WILLIAM STYRON
June 11, 1925 -
Nov. 1, 2006
An award-winning novelist and essayist, William Styron established himself as
a successful novelist with his 1951 debut novel, "Lie Down in Darkness," in
which the Virginia native chronicled a dysfunctional family's turbulent lives
and a climactic suicide. The novel was a prize-winning critical triumph for its
young author, but Styron, who served in the Marines near the end of World War
II, was recalled to service in the Korean War. Once discharged, he spent an
extended period in Europe, engaging with other writers including Romain Gary,
George Plimpton, Peter Matthiesson, James Baldwin and James Jones, among others.

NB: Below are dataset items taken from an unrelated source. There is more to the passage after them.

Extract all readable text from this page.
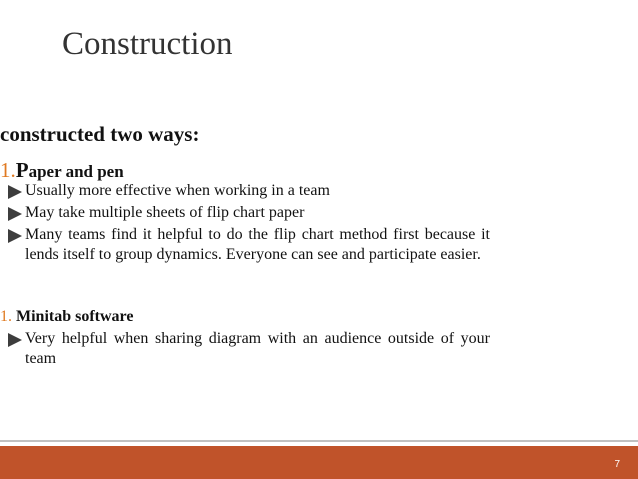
Construction
constructed two ways:
1.Paper and pen
Usually more effective when working in a team
May take multiple sheets of flip chart paper
Many teams find it helpful to do the flip chart method first because it lends itself to group dynamics. Everyone can see and participate easier.
1. Minitab software
Very helpful when sharing diagram with an audience outside of your team
7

The group founded the legendary Paris Review in 1953. Styron's work matured and,
in the late '60s, ventured onto controversial thematic ground with "The
Confessions of Nat Turner," the first-person story of an 1831 slave revolt's
leader, which won the Pulitzer Prize in 1968. In 1979's "Sophie's Choice,"
Styron looked at the Holocaust as reflected by its title character, a Polish
Catholic Auschwitz survivor. In 1990, Styron matched his esteem as a novelist
with his haunting memoir, "Darkness Visible: A Memoir of Madness," in which he
recreated his own horrifying descent into depression in the late 1980s.